Europe, where hundreds of World War II explosives are unearthed, has one problem Russia sees little; large bombs that did not go off when dropped during the war and are still being found. But the fuzes that did not go off in the 1940s are now getting old and more prone to detonation while being disabled or simply moved. Detonating bombs in place is often expensive, because it means evacuating lots of people, and exposing homes and businesses to bomb damage. The densely backed cities of Germany got hit heavily by the heavy bombers, something that rarely happened in Russia.

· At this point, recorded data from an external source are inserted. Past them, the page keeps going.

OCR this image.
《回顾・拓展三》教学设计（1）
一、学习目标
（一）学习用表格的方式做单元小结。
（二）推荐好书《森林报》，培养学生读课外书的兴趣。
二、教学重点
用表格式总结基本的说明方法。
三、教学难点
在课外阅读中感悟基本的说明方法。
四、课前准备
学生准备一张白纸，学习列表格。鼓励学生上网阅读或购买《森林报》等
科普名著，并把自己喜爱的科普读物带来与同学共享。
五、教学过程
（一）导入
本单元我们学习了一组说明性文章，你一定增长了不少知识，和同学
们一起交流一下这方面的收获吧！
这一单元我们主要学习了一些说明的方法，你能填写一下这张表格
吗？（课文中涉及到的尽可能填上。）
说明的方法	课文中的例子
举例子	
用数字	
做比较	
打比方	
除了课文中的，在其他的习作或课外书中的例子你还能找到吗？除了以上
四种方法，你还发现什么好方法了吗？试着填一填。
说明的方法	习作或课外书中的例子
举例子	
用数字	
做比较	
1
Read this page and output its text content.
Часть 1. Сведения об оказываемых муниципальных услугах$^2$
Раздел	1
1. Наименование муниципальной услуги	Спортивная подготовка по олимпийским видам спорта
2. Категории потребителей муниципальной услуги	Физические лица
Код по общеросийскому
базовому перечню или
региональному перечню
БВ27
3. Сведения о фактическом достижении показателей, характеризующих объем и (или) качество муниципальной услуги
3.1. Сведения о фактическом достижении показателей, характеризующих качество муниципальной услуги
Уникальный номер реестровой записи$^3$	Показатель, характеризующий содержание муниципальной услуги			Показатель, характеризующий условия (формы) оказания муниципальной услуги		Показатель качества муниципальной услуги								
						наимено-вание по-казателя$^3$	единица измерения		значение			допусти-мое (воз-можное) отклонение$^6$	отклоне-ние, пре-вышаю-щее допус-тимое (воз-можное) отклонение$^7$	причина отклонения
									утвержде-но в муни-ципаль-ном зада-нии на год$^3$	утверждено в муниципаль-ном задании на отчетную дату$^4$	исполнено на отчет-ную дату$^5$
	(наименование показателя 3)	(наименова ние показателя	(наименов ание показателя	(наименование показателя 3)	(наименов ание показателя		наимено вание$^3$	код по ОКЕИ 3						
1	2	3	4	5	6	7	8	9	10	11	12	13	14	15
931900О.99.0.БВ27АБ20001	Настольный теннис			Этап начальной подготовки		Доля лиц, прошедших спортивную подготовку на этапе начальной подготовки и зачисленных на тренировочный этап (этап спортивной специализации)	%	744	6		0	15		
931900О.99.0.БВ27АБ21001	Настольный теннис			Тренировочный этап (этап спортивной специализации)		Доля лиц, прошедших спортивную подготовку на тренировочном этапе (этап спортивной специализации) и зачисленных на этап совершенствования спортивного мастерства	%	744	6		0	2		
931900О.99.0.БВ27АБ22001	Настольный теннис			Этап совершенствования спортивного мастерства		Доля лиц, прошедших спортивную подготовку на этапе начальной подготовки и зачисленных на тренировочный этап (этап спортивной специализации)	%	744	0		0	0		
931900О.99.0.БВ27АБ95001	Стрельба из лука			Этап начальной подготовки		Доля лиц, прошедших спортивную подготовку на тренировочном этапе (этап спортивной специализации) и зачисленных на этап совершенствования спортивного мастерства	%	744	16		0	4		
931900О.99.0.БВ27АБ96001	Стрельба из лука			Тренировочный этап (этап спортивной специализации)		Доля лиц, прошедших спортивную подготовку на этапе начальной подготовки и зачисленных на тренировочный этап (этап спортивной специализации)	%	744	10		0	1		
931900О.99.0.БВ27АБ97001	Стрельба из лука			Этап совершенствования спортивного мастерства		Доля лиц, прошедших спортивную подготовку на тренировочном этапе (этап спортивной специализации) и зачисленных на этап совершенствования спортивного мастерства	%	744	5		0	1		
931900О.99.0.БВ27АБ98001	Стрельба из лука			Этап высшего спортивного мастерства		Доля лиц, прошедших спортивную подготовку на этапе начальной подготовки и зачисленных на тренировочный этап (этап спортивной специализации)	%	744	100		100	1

It’s not just aircraft bombs. Most of the explosives unearthed are smaller items like grenades, mortar shells, rockets and mines. Many bombs, artillery and mortar shells (over ten percent, for some manufacturers) did not explode when they were supposed to, but just buried themselves into the ground. These shells are still full of explosives, and often have a fuze that, while defective, is often still capable of going off if disturbed. Other munitions were left in bunkers, or elsewhere on the battlefield, and got buried and lost. Most of these lost munitions eventually get found by farmers, or anyone digging up the ground for construction. Most large cities, Europe and the Pacific, that were heavily bombed cities during World War II, still suffer from construction crews unearthing unexploded bombs. In Russian cities you tend to find lots of artillery shells were fired by both Russian and German troops.
The problem goes back farther than World War II. Unexploded munitions from the World War I (which ended in 1918), and the American Civil War (which ended in 1865), are still showing up, and some of them are still deadly. Currently, over a thousand World War II munitions are discovered each year in Europe.